72% of leaders cited critical thinking and problem-solving as the top “soft” skills to complement AI. We call them durable skills. Coming in as a close second were adaptability and continuous learning at 69%, while scoring at 65% were creativity and innovation. Emotional intelligence was only reported by 22% of leaders.
Keep in mind that leaders in decision-making roles are taught to remove emotion from difficult choices that have to be made. With the ability for technology to get increasingly granular insights, decisions are increasingly data-driven, if not data-dependent. So if you hear a top leader speaking on the importance of emotional intelligence publicly, consider how much of that might be public relations and marketing tactics in-play.

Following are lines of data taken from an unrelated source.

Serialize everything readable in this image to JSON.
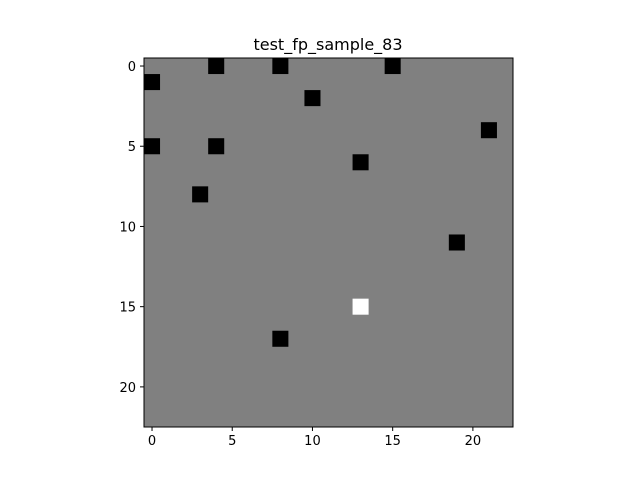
{
  "chart_data": {
    "type": "heatmap",
    "title": "test_fp_sample_83",
    "xlabel": "",
    "ylabel": "",
    "grid_size": [
      23,
      23
    ],
    "xlim": [
      -0.5,
      22.5
    ],
    "ylim": [
      22.5,
      -0.5
    ],
    "y_axis_inverted": true,
    "grid": false,
    "x_ticks": [
      0,
      5,
      10,
      15,
      20
    ],
    "y_ticks": [
      0,
      5,
      10,
      15,
      20
    ],
    "background_value": 0,
    "colors": {
      "background": "#808080",
      "negative": "#000000",
      "positive": "#ffffff"
    },
    "cells": [
      {
        "x": 4,
        "y": 0,
        "value": -1
      },
      {
        "x": 8,
        "y": 0,
        "value": -1
      },
      {
        "x": 15,
        "y": 0,
        "value": -1
      },
      {
        "x": 0,
        "y": 1,
        "value": -1
      },
      {
        "x": 10,
        "y": 2,
        "value": -1
      },
      {
        "x": 21,
        "y": 4,
        "value": -1
      },
      {
        "x": 0,
        "y": 5,
        "value": -1
      },
      {
        "x": 4,
        "y": 5,
        "value": -1
      },
      {
        "x": 13,
        "y": 6,
        "value": -1
      },
      {
        "x": 3,
        "y": 8,
        "value": -1
      },
      {
        "x": 19,
        "y": 11,
        "value": -1
      },
      {
        "x": 13,
        "y": 15,
        "value": 1
      },
      {
        "x": 8,
        "y": 17,
        "value": -1
      }
    ]
  }
}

The top three durable skills cited by tech leaders in the report are clearly focused on maximizing the business case of AI, not emotions, and not ethics. One day, likely following a disaster, a focus on emotional intelligence and ethics will rise to the top. But right now, if you want a job or a better one in tech, tech leaders have reported what they really want.
So the big takeaway here is to upskill in as many ways as possible to show that you can maximize AI’s business case in your domain of expertise.

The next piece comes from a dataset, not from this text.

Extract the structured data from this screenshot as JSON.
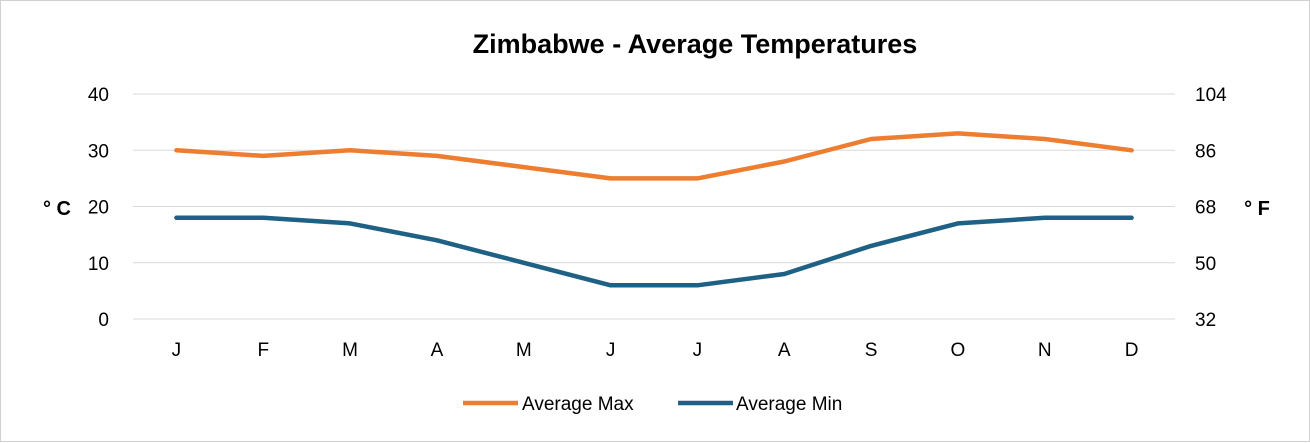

Experimentation to Expectation
The federal government just did something that most people will scroll past, but shouldn’t. The Department of Labor released a new AI Literacy Framework workforce policy. When something becomes workforce policy, it means the conversation has shifted from experimentation to expectation.
If you’ve been reading Cocoon for a while, you know we’ve already mapped where AI is quietly embedding itself. It is optimizing marketing campaigns, screening resumes in HR, forecasting in finance, drafting legal summaries, assisting customer support, reshaping sales outreach, and accelerating operations workflows. None of that lives exclusively inside a tech department. AI is not staying in the server room. It is sitting inside spreadsheets, CRMs, inboxes, dashboards, and strategy decks.
The government is acknowledging what the labor market already knows. This is an economy-wide shift. The DOL’s framework does not focus on turning everyone into engineers. It focuses on understanding what AI does and does not do, directing it effectively, evaluating its outputs, and using it responsibly. That tells you something important. The competitive edge will not belong to the person who knows the most code. It will belong to the professional who can integrate AI into decision-making while applying judgment, context, and accountability.
We are watching the early stages of standardization, and standardization is how skills quietly move from optional to required. Funding is aligned to this initiative. Training programs and specialty certifications are already here, and employers have started to embed those competencies into job descriptions. For you, as a mid-career professional navigating responsibility, family decisions, financial goals, and long-term security, this matters. Early-career professionals will adapt quickly because they have less to lose. Senior executives will shape direction because that is their mandate. The pressure will sit squarely in the middle, where you operate. You are the engine of execution. If that layer does not evolve, organizations will automate around it or redesign it.
It may sound a little dramatic, but it is how efficiency works. The uncomfortable truth is that AI literacy is about to become the new basic requirement. Knowing how to use intelligent tools will not earn applause. It will be assumed. Not knowing how to evaluate, direct, and apply them will quietly limit mobility.